The vote could now be delayed as late as 21 January, it has been suggested. Last week, the Archbishop of Canterbury told the House of Lords that “the great decisions are now left firmly in the hands of Parliament, as is right” (News, 7 December).

Bishop Baines said the decision to delay the vote merely “puts off the evil day.

“It is evidence of something deeper here — that the Prime Minister thinks she can get deeper leverage from Brussels. But they haven’t budged — it is just desperate.

“No one knows what will happen next. I can’t see what can happen, other than the same deal as before. There could be a coup before Christmas; she could be bold and call for a second referendum; or she could call a general election, but both of those things would need Parliament to vote for them.”

He went on: “The one thing that is pretty strong across the Commons and the Lords is that there can’t be no deal.” However, “anything is possible. We have a very, very divided country — everyone feels betrayed.”

In the run up to Christmas, he said: “Clergy need to be thinking about how they can develop a narrative of reconciliation. They can’t just pretend that there aren’t divisions.”

The Bishop of St Albans, Dr Alan Smith, said on Tuesday that he did not think that a second referendum would solve anything.

“Part of the difficulty is, following the referendum it is become clearer and clearer that what looked like a simple choice has been interpreted in many different ways.

“Nobody is happy now, and there is no consensus as to the way forward. She [Mrs May] is in a very difficult position. The language she has carefully chosen is that she is [going to Brussels] looking for ‘assurances’. It is unclear whether the Prime Minister is going to get more concessions or simply clarification.”

Dr Smith said that he had been planning to support the Prime Minister’s deal “in broad terms — because it is bound to involve some sort of compromise: as with all divorces, the problem is that neither side walks away happy.”

He went on: “Every week we should be praying for our politicians and for Parliament: praying for divine wisdom. We also know that prayer makes us ask questions about ourselves: our prayer should be examining our own agendas and offering ourselves rather than expect to be winning on everything.

“We need to have a realistic view that there will be other people wanting to get things out of this, and it will mean compromise.”

The Bishop of Chester, Dr Peter Forster, said on Tuesday: “I hope that modifications, in some form, can be achieved, which will enable the proposed deal to go forward.

“Given the 52-48 split in the Referendum, a fairly soft Brexit seems to me to be the right way forward, if it can be enacted in a principled way.”

The Bishop of Oxford, Dr Steven Croft, posted an open letter to politicians warning against four temptations over Brexit on Sunday.

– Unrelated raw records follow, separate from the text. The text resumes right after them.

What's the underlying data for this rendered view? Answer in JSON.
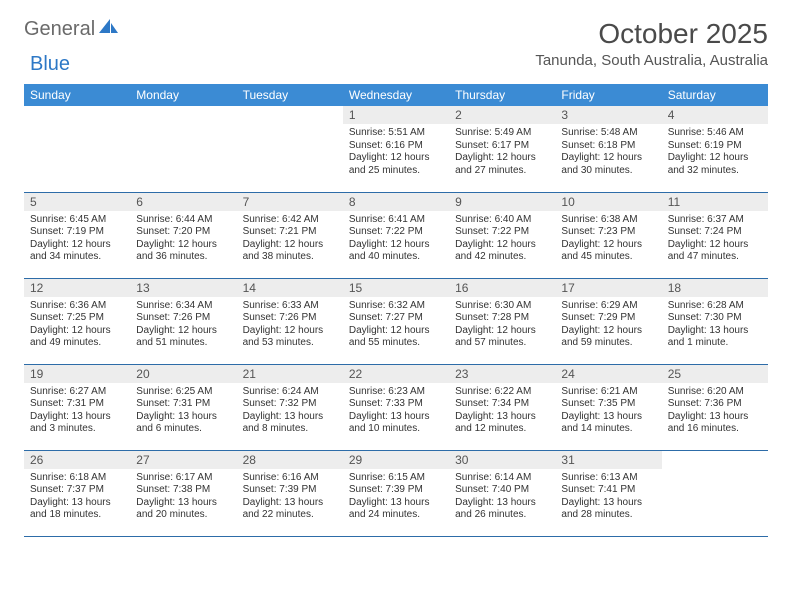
{
  "logo": {
    "word1": "General",
    "word2": "Blue"
  },
  "title": "October 2025",
  "location": "Tanunda, South Australia, Australia",
  "headers": [
    "Sunday",
    "Monday",
    "Tuesday",
    "Wednesday",
    "Thursday",
    "Friday",
    "Saturday"
  ],
  "colors": {
    "header_bg": "#3b8bd4",
    "header_text": "#ffffff",
    "rule": "#2d6ca8",
    "daynum_bg": "#ededed",
    "logo_accent": "#2d78c6"
  },
  "weeks": [
    [
      {
        "n": "",
        "sr": "",
        "ss": "",
        "dl": ""
      },
      {
        "n": "",
        "sr": "",
        "ss": "",
        "dl": ""
      },
      {
        "n": "",
        "sr": "",
        "ss": "",
        "dl": ""
      },
      {
        "n": "1",
        "sr": "Sunrise: 5:51 AM",
        "ss": "Sunset: 6:16 PM",
        "dl": "Daylight: 12 hours and 25 minutes."
      },
      {
        "n": "2",
        "sr": "Sunrise: 5:49 AM",
        "ss": "Sunset: 6:17 PM",
        "dl": "Daylight: 12 hours and 27 minutes."
      },
      {
        "n": "3",
        "sr": "Sunrise: 5:48 AM",
        "ss": "Sunset: 6:18 PM",
        "dl": "Daylight: 12 hours and 30 minutes."
      },
      {
        "n": "4",
        "sr": "Sunrise: 5:46 AM",
        "ss": "Sunset: 6:19 PM",
        "dl": "Daylight: 12 hours and 32 minutes."
      }
    ],
    [
      {
        "n": "5",
        "sr": "Sunrise: 6:45 AM",
        "ss": "Sunset: 7:19 PM",
        "dl": "Daylight: 12 hours and 34 minutes."
      },
      {
        "n": "6",
        "sr": "Sunrise: 6:44 AM",
        "ss": "Sunset: 7:20 PM",
        "dl": "Daylight: 12 hours and 36 minutes."
      },
      {
        "n": "7",
        "sr": "Sunrise: 6:42 AM",
        "ss": "Sunset: 7:21 PM",
        "dl": "Daylight: 12 hours and 38 minutes."
      },
      {
        "n": "8",
        "sr": "Sunrise: 6:41 AM",
        "ss": "Sunset: 7:22 PM",
        "dl": "Daylight: 12 hours and 40 minutes."
      },
      {
        "n": "9",
        "sr": "Sunrise: 6:40 AM",
        "ss": "Sunset: 7:22 PM",
        "dl": "Daylight: 12 hours and 42 minutes."
      },
      {
        "n": "10",
        "sr": "Sunrise: 6:38 AM",
        "ss": "Sunset: 7:23 PM",
        "dl": "Daylight: 12 hours and 45 minutes."
      },
      {
        "n": "11",
        "sr": "Sunrise: 6:37 AM",
        "ss": "Sunset: 7:24 PM",
        "dl": "Daylight: 12 hours and 47 minutes."
      }
    ],
    [
      {
        "n": "12",
        "sr": "Sunrise: 6:36 AM",
        "ss": "Sunset: 7:25 PM",
        "dl": "Daylight: 12 hours and 49 minutes."
      },
      {
        "n": "13",
        "sr": "Sunrise: 6:34 AM",
        "ss": "Sunset: 7:26 PM",
        "dl": "Daylight: 12 hours and 51 minutes."
      },
      {
        "n": "14",
        "sr": "Sunrise: 6:33 AM",
        "ss": "Sunset: 7:26 PM",
        "dl": "Daylight: 12 hours and 53 minutes."
      },
      {
        "n": "15",
        "sr": "Sunrise: 6:32 AM",
        "ss": "Sunset: 7:27 PM",
        "dl": "Daylight: 12 hours and 55 minutes."
      },
      {
        "n": "16",
        "sr": "Sunrise: 6:30 AM",
        "ss": "Sunset: 7:28 PM",
        "dl": "Daylight: 12 hours and 57 minutes."
      },
      {
        "n": "17",
        "sr": "Sunrise: 6:29 AM",
        "ss": "Sunset: 7:29 PM",
        "dl": "Daylight: 12 hours and 59 minutes."
      },
      {
        "n": "18",
        "sr": "Sunrise: 6:28 AM",
        "ss": "Sunset: 7:30 PM",
        "dl": "Daylight: 13 hours and 1 minute."
      }
    ],
    [
      {
        "n": "19",
        "sr": "Sunrise: 6:27 AM",
        "ss": "Sunset: 7:31 PM",
        "dl": "Daylight: 13 hours and 3 minutes."
      },
      {
        "n": "20",
        "sr": "Sunrise: 6:25 AM",
        "ss": "Sunset: 7:31 PM",
        "dl": "Daylight: 13 hours and 6 minutes."
      },
      {
        "n": "21",
        "sr": "Sunrise: 6:24 AM",
        "ss": "Sunset: 7:32 PM",
        "dl": "Daylight: 13 hours and 8 minutes."
      },
      {
        "n": "22",
        "sr": "Sunrise: 6:23 AM",
        "ss": "Sunset: 7:33 PM",
        "dl": "Daylight: 13 hours and 10 minutes."
      },
      {
        "n": "23",
        "sr": "Sunrise: 6:22 AM",
        "ss": "Sunset: 7:34 PM",
        "dl": "Daylight: 13 hours and 12 minutes."
      },
      {
        "n": "24",
        "sr": "Sunrise: 6:21 AM",
        "ss": "Sunset: 7:35 PM",
        "dl": "Daylight: 13 hours and 14 minutes."
      },
      {
        "n": "25",
        "sr": "Sunrise: 6:20 AM",
        "ss": "Sunset: 7:36 PM",
        "dl": "Daylight: 13 hours and 16 minutes."
      }
    ],
    [
      {
        "n": "26",
        "sr": "Sunrise: 6:18 AM",
        "ss": "Sunset: 7:37 PM",
        "dl": "Daylight: 13 hours and 18 minutes."
      },
      {
        "n": "27",
        "sr": "Sunrise: 6:17 AM",
        "ss": "Sunset: 7:38 PM",
        "dl": "Daylight: 13 hours and 20 minutes."
      },
      {
        "n": "28",
        "sr": "Sunrise: 6:16 AM",
        "ss": "Sunset: 7:39 PM",
        "dl": "Daylight: 13 hours and 22 minutes."
      },
      {
        "n": "29",
        "sr": "Sunrise: 6:15 AM",
        "ss": "Sunset: 7:39 PM",
        "dl": "Daylight: 13 hours and 24 minutes."
      },
      {
        "n": "30",
        "sr": "Sunrise: 6:14 AM",
        "ss": "Sunset: 7:40 PM",
        "dl": "Daylight: 13 hours and 26 minutes."
      },
      {
        "n": "31",
        "sr": "Sunrise: 6:13 AM",
        "ss": "Sunset: 7:41 PM",
        "dl": "Daylight: 13 hours and 28 minutes."
      },
      {
        "n": "",
        "sr": "",
        "ss": "",
        "dl": ""
      }
    ]
  ]
}
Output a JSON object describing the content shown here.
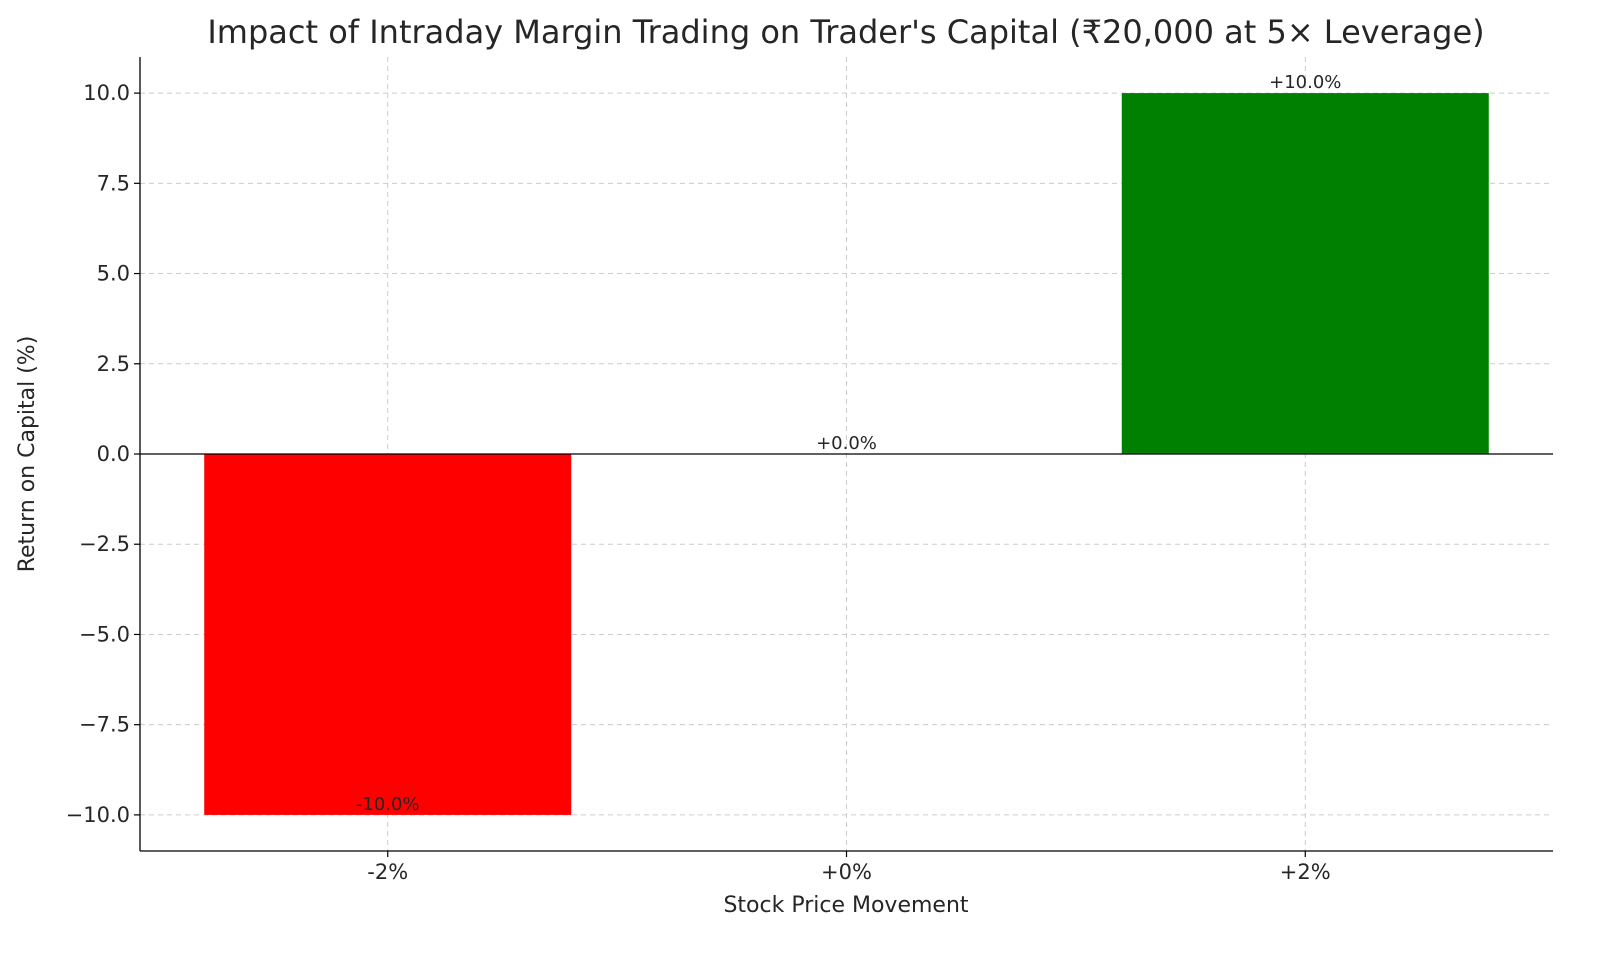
{
  "chart_data": {
    "type": "bar",
    "title": "Impact of Intraday Margin Trading on Trader's Capital (₹20,000 at 5× Leverage)",
    "xlabel": "Stock Price Movement",
    "ylabel": "Return on Capital (%)",
    "categories": [
      "-2%",
      "+0%",
      "+2%"
    ],
    "values": [
      -10.0,
      0.0,
      10.0
    ],
    "data_labels": [
      "-10.0%",
      "+0.0%",
      "+10.0%"
    ],
    "colors": [
      "#ff0000",
      "#ff0000",
      "#008000"
    ],
    "ylim": [
      -11,
      11
    ],
    "yticks": [
      -10.0,
      -7.5,
      -5.0,
      -2.5,
      0.0,
      2.5,
      5.0,
      7.5,
      10.0
    ],
    "ytick_labels": [
      "−10.0",
      "−7.5",
      "−5.0",
      "−2.5",
      "0.0",
      "2.5",
      "5.0",
      "7.5",
      "10.0"
    ],
    "grid": true,
    "zero_line": true
  }
}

He wrote that MPs and peers should avoid being “shaped by self-interest and personal ambition”, “swayed by narrow party interest and the pursuit (or retention) of power in the short term”, tempted by nostalgia — “a romantic attachment to the past”, and tempted “to hold on to an ideal which is no longer tenable”.

After the Prime Minister’s announcement, Labour suggested that they would table a motion of no confidence in Mrs May if she did not come back from her round of diplomacy with any further concessions. The party was planning to hold an emergency debate in the House of Commons on Tuesday afternoon.